Ala. approves legislation that would revive use of electric chair
Electric chair would be used if state is unable to execute inmates via lethal injection
By Brian Lyman
MONTGOMERY — The Alabama House of Representatives Wednesday evening approved legislation that would revive the use of the electric chair in executions should the state be unable to execute inmates via lethal injection.
An amendment added to the floor would also keep the names of manufacturers of death penalty drugs secret, a measure brought last year as a separate bill.
Sponsor Lynn Greer, R-Rogersville, said the legislation, modeled on a similar bill passed in Tennessee last year, was aimed at providing a method of execution should ongoing legal challenges to lethal injection — and shortages of the drugs used — make the method unworkable.
“Our system is broken,” Greer said after the debate. “It’s working for the criminal, but not the victim.”
The measure passed 76 to 26 after a lengthy debate led by black lawmakers, who challenged the death penalty in general and the need for the legislation in particular.
“Something bothers me in my conscience that we are willing to bend over backwards in so many ways to kill people and pretend it’s justice, when it’s not,” said Rep. Christopher England, D-Tuscaloosa.

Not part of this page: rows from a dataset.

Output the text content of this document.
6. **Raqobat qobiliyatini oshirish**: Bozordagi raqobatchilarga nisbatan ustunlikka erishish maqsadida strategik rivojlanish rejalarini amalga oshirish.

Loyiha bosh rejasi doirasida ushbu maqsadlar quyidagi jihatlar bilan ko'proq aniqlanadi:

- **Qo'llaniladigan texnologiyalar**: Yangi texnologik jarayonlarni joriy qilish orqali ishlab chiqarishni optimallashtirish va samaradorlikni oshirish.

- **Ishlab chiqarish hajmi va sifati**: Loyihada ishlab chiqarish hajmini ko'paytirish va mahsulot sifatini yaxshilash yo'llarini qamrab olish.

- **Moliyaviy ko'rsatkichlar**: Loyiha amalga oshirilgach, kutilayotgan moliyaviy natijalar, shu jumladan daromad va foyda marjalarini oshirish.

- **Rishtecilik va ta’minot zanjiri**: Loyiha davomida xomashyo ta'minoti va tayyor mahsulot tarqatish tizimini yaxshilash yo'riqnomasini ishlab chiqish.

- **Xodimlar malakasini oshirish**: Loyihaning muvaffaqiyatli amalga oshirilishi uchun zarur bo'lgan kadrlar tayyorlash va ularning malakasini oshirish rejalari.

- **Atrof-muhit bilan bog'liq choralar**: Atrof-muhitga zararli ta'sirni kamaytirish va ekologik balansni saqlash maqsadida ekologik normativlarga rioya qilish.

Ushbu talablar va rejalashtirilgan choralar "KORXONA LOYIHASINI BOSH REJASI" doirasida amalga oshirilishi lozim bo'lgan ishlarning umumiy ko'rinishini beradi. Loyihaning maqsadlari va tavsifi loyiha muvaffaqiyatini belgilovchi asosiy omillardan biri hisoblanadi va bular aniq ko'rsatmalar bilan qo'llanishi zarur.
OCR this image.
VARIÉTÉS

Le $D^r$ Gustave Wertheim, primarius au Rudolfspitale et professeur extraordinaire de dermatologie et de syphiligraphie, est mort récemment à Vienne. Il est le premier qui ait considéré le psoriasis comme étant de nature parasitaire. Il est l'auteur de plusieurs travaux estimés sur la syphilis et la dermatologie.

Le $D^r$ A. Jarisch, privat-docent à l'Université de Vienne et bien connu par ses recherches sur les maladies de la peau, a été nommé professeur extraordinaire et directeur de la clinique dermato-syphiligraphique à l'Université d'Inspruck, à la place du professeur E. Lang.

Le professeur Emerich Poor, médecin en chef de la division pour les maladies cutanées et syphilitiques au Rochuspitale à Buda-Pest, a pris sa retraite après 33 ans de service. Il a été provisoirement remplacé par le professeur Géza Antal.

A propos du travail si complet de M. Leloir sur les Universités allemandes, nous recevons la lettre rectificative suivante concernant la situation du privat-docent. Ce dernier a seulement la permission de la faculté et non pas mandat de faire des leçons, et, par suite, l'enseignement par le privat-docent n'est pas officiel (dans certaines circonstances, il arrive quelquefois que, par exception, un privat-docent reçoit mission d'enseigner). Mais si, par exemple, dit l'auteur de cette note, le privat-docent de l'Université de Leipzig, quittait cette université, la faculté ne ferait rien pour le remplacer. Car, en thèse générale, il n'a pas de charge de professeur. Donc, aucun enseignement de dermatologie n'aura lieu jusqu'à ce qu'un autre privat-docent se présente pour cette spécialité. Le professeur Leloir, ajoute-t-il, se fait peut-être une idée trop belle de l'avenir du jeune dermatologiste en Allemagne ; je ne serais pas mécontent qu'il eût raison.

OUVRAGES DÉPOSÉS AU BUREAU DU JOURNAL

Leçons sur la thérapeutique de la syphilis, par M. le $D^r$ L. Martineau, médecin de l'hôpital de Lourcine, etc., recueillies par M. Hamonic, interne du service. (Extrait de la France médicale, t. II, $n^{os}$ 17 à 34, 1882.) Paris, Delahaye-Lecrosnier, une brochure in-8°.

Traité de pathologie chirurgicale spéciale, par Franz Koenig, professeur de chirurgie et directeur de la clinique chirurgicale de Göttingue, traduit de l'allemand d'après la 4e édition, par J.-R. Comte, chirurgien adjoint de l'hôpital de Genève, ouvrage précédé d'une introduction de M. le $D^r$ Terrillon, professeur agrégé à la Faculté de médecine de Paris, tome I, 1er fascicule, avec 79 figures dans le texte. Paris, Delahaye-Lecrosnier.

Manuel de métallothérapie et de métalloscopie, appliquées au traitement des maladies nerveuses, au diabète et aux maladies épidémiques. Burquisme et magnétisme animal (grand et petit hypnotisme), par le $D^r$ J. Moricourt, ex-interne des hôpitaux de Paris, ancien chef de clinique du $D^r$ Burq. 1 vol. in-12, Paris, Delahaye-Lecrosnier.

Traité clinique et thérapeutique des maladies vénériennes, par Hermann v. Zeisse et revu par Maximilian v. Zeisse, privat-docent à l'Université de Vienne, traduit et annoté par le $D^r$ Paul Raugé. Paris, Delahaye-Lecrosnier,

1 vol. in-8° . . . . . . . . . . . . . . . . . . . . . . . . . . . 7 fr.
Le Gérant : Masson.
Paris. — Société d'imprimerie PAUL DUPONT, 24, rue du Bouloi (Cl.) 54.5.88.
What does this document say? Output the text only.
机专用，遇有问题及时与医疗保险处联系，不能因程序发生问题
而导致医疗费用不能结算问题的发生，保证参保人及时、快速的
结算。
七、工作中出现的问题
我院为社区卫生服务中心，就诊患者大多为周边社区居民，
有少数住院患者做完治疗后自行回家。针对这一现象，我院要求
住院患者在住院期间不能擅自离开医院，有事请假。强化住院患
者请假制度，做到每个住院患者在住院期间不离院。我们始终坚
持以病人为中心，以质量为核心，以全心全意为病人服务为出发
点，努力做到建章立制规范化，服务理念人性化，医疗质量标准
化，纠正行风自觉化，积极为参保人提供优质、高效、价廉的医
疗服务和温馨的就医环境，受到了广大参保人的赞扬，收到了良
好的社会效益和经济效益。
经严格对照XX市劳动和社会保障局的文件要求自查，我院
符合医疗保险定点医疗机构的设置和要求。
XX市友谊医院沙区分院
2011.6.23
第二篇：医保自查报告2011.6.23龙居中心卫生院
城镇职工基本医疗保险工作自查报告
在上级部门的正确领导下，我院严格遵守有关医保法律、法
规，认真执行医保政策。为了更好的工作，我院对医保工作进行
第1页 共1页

There are 195 inmates on Alabama’s death row. The state has not conducted an execution since July 25, 2013, due to drug shortages and legal challenges. The state has twice run out of or been unable to secure supplies of sedatives used in the three-drug procedure. Last year, the Alabama Attorney General’s office said in a court filing that the Department of Corrections had switched to a new procedure that used midazolam as the sedative, and attempted to schedule executions under the procedure.
A federal court last month stayed the execution of Thomas Arthur, a death row inmate convicted in 1982 in a murder-for-hire scheme. Arthur has challenged the state’s execution protocols, arguing that the sedatives involved would not render him unconscious quickly enough to avoid the pain of two subsequent drugs that paralyze the muscles and stop the heart.
The U.S. Supreme Court is expected to hear a challenge to the use of midazolam in Oklahoma’s executions later this year. Alabama switched its primary method of execution from the electric chair to lethal injection in 2002, in part due to concerns that the chair would be ruled unconstitutional by the federal courts. The return of the electric chair would almost certainly tirgger constitutional challenges.
Many black lawmakers during the debate cited the state’s shameful racial history. Rep. Barbara Boyd, D-Anniston, said she “could not sleep” without getting on the floor to speak against the death penalty.
“Most of your legislators can’t walk a mile in my shoes or of the blacks in this room of what we’ve been through in our lives, of slavery of abuse of all kinds,” she said.
Rep. Louise Alexander, D-Bessemer, said the men who bombed the 16th Street Baptist Church in Birmingham in 1963 — killing four young girls — did not receive the death penalty, and said “I cannot go to heaven” if she voted for the bill.
Though the bill passed easily, few supporters spoke on the measure. Rep. Jim Martin, R-Clanton, speaking in support of the legislation, said “we have done enough protecting the people on death row.”
The bill was amended by Rep. Mac McCutcheon, R-Huntsville, to include provisions that would allow the manufacturers of execution drugs to remain secret. England asked what “compelling state interest” required the secrecy; McCutcheon said it was to ensure a supply of drugs, but England suggested the move could be unconstitutional. A similar attempt brought by Greer last year died in the Senate.
The Advertiser, The Anniston Star and the Associated Press last year filed Freedom of Information Act requests on the state’s execution protocol, which are publicly available in other states, including Florida. The Alabama Department of Corrections, citing the ongoing Arthur litigation, denied the requests.